One of the trends that has hit older workers particularly hard, and it is addressed somewhat by the targeted initiative for older workers, is one-industry towns where people are working and then the entire industry shuts and they are not trained for anything else and no other jobs are available. So you find people, especially on the east coast where people who are working, say, in a fishery plant, are being retrained to work in a call centre.
There is some modest success there, but that isn't what suits them the most, and they can't live on the salaries that are available with that kind of job. That is a trend. The targeted initiative addresses that subset, but it's not enough to help people who are let go from office jobs; when companies downsize they find they are the first to be let go. To find a job of equivalent remuneration is extremely difficult.

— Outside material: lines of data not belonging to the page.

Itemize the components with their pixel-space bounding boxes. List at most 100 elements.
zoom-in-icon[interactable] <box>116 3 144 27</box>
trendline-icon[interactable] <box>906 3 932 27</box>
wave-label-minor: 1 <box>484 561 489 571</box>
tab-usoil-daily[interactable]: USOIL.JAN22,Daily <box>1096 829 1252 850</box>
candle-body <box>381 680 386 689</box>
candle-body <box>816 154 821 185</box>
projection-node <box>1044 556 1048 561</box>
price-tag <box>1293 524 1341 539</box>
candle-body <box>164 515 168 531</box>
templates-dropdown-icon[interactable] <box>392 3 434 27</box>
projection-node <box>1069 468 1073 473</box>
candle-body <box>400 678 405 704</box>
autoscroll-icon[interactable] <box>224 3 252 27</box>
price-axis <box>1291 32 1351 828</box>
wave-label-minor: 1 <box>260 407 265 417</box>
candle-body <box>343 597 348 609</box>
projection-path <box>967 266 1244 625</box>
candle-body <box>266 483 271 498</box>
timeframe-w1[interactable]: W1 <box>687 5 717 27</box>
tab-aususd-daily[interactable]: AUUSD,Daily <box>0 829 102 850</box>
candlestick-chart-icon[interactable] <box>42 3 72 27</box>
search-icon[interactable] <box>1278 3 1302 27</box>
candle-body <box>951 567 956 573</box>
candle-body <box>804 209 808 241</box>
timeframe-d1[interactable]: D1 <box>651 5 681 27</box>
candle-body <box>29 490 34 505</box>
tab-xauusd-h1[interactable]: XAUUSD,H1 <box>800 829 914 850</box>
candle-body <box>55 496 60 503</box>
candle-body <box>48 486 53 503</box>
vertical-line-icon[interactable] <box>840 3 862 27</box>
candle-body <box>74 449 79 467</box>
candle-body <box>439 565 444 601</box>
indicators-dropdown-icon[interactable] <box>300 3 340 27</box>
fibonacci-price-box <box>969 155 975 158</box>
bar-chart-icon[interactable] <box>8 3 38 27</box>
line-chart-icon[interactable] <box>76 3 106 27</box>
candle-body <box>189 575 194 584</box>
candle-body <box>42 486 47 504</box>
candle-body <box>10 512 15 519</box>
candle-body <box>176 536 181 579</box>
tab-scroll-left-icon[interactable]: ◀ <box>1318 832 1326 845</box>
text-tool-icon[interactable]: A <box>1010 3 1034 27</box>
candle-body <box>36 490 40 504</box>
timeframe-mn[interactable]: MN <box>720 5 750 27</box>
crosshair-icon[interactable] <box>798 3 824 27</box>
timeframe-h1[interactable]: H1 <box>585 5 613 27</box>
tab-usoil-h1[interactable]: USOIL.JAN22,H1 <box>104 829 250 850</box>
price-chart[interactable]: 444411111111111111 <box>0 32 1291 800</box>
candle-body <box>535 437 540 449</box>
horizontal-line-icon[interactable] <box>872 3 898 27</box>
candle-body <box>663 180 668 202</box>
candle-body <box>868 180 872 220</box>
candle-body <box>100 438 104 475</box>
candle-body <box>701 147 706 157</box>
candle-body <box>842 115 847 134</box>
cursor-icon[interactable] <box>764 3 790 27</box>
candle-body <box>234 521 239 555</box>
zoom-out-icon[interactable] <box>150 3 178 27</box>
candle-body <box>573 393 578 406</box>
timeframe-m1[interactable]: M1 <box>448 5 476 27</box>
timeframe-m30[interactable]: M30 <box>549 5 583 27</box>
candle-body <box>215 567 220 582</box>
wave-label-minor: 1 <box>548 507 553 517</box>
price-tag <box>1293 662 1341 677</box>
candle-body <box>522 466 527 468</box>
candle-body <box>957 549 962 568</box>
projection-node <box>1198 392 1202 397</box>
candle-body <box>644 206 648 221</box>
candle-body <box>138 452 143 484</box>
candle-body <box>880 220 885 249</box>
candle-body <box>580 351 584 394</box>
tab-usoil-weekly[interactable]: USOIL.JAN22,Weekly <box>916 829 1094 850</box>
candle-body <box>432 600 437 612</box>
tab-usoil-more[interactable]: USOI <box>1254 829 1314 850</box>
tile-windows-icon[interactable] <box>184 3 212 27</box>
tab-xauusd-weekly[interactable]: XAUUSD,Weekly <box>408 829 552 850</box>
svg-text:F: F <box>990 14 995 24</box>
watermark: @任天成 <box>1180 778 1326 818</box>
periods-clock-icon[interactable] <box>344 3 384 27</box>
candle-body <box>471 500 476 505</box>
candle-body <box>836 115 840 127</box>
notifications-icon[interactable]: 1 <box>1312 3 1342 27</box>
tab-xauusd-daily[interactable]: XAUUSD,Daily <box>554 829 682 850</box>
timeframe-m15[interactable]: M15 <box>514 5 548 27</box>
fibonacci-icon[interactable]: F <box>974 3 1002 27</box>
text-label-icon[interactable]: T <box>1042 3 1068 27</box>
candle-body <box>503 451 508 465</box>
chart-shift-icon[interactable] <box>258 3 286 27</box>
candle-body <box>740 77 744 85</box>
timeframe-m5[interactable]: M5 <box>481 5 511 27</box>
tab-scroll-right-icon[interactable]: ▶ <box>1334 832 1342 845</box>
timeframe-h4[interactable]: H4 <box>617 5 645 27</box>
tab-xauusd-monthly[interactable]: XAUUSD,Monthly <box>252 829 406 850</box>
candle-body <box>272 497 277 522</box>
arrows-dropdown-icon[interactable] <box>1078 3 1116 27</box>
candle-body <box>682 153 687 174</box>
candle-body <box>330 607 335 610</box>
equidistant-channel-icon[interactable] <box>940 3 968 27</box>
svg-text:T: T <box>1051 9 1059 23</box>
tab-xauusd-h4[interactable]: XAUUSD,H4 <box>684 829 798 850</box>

My colleague mentioned how jobs are posted now; when you turn in your resumé, you have to tick off boxes—what's your education, etc., do you have this skill or that skill—and there's no box for how much 20 years of experience has given you the ability to do this job, without that particular program for which you wanted me to check the box. Those entry levels to getting through the front door are a challenge.
I notice on the Third Quarter website that they've identified some machinist companies that have advertised full-time jobs. That is new; I haven't seen that before. Before there were call centres, bookkeeping—those are pretty good jobs, but they were not as remunerative or as dependable as this kind of job.